O tratamento de dados pessoais sensíveis é, em princípio, proibido pelo artigo 8.º da Diretiva 95/46/CE. Para que através do mecanismo dos testemunho de conexão se possa proceder ao tratamentos desta categoria de dados, para além do consentimento obtido para o tratamento de dados em geral, a pessoa em causa tem de prestar o seu consentimento explícito, específico e prévio, conforme resulta do artigo 8.º, n.º 2, alínea a).

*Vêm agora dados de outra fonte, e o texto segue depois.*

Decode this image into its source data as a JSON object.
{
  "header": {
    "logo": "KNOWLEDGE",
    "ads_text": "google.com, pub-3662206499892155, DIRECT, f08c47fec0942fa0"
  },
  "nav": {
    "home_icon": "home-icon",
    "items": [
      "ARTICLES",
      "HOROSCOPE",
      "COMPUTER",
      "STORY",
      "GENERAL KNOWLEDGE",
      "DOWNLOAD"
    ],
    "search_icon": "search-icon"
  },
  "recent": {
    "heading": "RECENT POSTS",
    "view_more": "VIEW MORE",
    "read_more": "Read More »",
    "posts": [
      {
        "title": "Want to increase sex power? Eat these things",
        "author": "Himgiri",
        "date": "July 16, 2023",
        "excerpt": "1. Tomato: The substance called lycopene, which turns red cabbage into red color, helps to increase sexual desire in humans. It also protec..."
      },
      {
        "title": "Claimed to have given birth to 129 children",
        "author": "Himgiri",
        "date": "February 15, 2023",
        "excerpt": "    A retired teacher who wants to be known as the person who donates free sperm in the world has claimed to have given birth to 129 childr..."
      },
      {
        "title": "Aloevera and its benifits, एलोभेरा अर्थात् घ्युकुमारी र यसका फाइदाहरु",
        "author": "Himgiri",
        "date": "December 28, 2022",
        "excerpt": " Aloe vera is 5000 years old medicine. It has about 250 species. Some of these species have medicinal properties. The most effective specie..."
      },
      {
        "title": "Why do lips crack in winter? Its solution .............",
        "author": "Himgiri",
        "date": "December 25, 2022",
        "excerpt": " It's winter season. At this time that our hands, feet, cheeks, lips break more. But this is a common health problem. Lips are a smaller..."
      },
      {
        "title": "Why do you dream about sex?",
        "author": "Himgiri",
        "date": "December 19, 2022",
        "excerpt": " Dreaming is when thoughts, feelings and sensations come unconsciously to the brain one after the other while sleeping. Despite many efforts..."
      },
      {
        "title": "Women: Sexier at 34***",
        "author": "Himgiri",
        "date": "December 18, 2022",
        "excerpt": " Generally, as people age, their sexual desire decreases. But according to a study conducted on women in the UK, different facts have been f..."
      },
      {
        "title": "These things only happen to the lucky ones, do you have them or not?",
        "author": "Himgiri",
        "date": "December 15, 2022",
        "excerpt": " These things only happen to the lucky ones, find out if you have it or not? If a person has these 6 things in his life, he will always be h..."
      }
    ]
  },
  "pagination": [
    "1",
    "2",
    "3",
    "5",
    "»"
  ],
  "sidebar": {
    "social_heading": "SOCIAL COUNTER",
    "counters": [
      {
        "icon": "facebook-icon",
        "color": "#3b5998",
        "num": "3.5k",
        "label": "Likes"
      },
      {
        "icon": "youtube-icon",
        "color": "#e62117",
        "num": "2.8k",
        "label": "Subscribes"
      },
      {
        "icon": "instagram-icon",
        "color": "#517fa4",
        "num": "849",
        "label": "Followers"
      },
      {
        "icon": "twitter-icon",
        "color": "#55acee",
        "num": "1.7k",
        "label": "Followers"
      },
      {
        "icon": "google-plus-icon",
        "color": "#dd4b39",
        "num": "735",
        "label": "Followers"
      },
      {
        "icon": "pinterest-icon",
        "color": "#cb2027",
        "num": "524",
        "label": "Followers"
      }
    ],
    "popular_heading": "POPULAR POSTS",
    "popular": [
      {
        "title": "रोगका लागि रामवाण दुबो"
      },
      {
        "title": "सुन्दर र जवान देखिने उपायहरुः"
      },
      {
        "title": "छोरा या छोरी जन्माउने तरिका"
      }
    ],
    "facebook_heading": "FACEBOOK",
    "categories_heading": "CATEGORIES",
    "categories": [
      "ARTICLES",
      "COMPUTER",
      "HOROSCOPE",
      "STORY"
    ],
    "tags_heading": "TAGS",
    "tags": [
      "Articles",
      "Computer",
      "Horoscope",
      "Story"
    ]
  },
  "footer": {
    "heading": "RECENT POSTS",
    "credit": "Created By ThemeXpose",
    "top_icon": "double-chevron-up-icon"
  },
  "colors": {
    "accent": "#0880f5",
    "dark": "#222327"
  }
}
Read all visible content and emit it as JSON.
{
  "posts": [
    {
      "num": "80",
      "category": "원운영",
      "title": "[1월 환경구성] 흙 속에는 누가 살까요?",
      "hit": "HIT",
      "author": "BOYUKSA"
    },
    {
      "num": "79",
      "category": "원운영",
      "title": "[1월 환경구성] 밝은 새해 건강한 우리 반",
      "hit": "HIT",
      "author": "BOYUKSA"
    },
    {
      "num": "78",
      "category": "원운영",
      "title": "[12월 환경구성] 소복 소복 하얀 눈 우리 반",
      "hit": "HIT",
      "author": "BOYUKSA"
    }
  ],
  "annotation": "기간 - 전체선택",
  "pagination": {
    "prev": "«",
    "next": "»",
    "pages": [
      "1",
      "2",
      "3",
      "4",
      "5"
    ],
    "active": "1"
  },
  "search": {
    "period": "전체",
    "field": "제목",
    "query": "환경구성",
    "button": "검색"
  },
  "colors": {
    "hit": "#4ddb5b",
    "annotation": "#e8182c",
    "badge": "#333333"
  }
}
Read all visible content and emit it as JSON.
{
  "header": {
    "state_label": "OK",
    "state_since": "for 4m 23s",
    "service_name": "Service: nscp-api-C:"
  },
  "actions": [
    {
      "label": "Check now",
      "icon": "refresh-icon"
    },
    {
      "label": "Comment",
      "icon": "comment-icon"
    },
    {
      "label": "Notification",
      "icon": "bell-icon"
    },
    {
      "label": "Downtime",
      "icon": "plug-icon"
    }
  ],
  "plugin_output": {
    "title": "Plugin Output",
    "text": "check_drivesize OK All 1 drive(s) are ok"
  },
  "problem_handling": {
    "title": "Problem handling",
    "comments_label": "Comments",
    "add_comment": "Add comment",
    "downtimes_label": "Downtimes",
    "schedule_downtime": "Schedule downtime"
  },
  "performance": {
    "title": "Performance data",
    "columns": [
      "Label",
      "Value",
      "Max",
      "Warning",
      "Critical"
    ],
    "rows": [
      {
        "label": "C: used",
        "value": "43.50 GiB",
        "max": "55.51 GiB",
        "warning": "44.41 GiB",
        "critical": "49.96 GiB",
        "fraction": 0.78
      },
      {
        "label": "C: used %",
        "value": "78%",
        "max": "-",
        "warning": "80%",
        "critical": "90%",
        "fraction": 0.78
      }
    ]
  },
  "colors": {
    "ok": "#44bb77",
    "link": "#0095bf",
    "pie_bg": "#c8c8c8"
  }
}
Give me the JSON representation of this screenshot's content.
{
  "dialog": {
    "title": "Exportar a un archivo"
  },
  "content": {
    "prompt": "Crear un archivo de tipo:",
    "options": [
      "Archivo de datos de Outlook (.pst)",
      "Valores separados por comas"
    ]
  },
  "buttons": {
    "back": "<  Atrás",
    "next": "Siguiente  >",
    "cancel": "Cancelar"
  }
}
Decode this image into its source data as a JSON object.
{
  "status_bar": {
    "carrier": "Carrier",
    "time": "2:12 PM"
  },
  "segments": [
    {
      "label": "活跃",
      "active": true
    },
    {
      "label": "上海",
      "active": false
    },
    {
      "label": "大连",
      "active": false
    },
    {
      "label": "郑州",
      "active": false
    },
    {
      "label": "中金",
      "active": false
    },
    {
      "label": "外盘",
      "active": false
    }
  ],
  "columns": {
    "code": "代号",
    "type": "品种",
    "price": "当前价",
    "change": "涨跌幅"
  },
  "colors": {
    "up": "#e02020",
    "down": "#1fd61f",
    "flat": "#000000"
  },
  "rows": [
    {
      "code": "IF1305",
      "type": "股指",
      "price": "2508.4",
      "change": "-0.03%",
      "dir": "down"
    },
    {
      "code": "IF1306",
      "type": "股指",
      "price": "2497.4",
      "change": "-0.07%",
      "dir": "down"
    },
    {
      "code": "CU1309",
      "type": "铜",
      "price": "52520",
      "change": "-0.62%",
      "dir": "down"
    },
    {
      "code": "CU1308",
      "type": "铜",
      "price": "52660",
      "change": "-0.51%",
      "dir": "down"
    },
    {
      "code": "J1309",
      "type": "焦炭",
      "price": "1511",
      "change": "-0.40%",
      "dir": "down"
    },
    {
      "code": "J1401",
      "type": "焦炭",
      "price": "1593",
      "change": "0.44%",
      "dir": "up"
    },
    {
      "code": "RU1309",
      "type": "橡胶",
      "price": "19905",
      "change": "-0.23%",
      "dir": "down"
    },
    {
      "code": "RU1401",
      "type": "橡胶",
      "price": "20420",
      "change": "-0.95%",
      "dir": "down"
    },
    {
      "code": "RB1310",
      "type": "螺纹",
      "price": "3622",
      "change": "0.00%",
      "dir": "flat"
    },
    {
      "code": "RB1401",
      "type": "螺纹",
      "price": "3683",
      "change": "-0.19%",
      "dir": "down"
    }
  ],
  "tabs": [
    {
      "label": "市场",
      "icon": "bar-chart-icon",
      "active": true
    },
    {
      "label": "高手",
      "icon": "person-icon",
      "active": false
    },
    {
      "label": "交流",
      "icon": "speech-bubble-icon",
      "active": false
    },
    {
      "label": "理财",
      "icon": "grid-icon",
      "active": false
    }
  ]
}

Nos termos do artigo 17.º da Diretiva 95/46/CE, os responsáveis pelo tratamento e os subcontratantes têm, ainda, a obrigação de aplicar medidas técnicas e organizativas para proteger os dados pessoais contra a destruição acidental ou ilícita, a perda acidental, a divulgação não autorizada e outras formas de tratamento ilícito.

Os responsáveis pelo tratamento estão, igualmente, obrigados a notificar o tratamento de dados pessoais às autoridades responsáveis pela proteção de dados, se tal estiver previsto na legislação nacional, em conformidade com o artigo 18.º da Diretiva 95/46/CE.

No caso da transferência de dados para fora da UE, os responsáveis pelo tratamento devem observar o disposto nos artigos 25.º e 26.º da Diretiva 95/46/CE.